Bailey’s voice abruptly ceased. The tension in my listening mind snapped, and I came back with a jerk, as though released by a spring, to my seat in the tea-shop. Bailey’s queer eyes glittered across at me for a moment, and then, their light dying suddenly out, they became infinitely weary of me and of all the sorry business of living. A rationalist in grain, I find it impossible to accept the story quite as it stands. Substantially true it may be, probably is, but that it has been distorted by the prism of Bailey’s singular personality I can hardly doubt. But the angle of that distortion must remain a matter for conjecture.
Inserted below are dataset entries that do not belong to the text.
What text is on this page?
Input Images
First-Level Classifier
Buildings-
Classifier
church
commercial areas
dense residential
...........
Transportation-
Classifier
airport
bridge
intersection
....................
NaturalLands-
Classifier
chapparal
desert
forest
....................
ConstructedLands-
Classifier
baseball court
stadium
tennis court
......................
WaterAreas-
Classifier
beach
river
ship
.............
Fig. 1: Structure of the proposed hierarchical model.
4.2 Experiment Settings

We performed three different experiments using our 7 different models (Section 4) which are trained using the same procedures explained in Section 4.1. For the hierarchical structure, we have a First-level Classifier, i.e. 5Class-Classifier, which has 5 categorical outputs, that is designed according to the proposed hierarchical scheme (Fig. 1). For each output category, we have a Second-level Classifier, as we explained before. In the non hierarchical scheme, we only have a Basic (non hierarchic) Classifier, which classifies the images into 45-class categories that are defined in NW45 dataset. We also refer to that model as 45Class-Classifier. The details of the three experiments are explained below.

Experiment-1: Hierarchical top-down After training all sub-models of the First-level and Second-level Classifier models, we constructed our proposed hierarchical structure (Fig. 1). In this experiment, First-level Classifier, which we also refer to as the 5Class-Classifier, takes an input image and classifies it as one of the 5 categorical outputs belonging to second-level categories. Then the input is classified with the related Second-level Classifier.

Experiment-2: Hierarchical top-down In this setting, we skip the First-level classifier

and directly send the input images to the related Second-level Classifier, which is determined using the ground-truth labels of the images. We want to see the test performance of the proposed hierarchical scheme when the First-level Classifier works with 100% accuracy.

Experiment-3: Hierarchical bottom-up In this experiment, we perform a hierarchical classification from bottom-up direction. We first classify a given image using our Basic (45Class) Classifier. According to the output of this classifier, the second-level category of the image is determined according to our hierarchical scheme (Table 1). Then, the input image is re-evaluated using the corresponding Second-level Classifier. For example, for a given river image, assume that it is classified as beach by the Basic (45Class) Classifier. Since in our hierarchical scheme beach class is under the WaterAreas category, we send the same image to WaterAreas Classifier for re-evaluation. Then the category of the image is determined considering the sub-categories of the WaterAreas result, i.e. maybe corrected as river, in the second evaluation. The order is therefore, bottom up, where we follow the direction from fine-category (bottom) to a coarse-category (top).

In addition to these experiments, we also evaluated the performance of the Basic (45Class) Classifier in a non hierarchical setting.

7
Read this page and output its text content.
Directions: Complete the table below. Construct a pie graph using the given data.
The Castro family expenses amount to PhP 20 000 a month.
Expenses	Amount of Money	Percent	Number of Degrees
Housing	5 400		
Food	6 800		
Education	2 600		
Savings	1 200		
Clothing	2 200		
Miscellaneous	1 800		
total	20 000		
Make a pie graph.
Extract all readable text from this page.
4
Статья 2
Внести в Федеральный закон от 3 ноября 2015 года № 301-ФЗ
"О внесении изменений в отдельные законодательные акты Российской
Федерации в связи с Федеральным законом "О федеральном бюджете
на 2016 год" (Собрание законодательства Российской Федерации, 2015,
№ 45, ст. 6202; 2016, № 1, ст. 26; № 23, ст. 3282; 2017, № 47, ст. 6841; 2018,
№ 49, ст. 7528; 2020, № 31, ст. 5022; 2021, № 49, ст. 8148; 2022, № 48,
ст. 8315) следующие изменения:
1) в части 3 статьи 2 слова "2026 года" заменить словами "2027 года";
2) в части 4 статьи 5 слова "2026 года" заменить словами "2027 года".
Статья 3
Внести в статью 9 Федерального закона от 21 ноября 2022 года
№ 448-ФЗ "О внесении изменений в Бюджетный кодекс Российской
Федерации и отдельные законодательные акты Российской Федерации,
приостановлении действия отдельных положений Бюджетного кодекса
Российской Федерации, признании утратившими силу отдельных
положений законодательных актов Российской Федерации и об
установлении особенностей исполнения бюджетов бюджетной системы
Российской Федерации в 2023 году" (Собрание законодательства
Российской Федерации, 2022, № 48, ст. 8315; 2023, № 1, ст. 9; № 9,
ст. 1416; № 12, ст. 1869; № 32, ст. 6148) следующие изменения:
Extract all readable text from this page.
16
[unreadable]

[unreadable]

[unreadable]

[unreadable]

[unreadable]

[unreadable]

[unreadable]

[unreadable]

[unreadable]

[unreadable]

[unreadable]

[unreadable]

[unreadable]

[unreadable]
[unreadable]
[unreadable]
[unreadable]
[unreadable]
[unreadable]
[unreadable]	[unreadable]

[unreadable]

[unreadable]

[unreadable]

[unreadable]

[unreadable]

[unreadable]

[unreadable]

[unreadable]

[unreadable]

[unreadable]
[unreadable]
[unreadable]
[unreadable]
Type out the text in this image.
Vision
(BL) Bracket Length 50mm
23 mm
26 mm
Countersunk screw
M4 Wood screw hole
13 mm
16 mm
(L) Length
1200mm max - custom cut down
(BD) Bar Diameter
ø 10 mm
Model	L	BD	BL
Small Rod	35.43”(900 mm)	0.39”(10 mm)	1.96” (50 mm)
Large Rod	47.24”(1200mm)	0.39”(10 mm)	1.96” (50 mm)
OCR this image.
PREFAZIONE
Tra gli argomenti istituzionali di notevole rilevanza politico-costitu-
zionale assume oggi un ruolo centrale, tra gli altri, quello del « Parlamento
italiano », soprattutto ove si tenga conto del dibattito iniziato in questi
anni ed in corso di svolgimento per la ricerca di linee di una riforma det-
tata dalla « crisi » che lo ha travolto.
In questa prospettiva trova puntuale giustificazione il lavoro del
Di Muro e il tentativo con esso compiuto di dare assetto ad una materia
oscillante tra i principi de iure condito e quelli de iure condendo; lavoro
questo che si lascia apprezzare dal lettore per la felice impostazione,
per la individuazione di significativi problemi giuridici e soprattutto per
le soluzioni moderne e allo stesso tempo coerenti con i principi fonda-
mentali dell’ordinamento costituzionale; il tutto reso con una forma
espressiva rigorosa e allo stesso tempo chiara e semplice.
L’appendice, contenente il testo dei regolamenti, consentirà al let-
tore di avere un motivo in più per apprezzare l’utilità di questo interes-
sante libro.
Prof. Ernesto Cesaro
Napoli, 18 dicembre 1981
No such dull reflections came then to mar my appreciation of the quality of the strange hush that followed his last words. Neither of us spoke. An agitated waitress made us aware that the shop was closing, and we went into the street without a word. The rain was unremitting. I shrank back into the shelter of the porch while I fastened the collar of my mackintosh, and when I stepped out upon the pavement again, Bailey had vanished into the darkness.
I have never ceased to be vexed at losing him, and never ceased to fear that he may have thought the loss not unwelcome to me. My only hope is that he may read this and get into touch with me again, so that I may discharge my debt to him. It is a debt that lies heavily on my conscience—the price of this story, less one pound.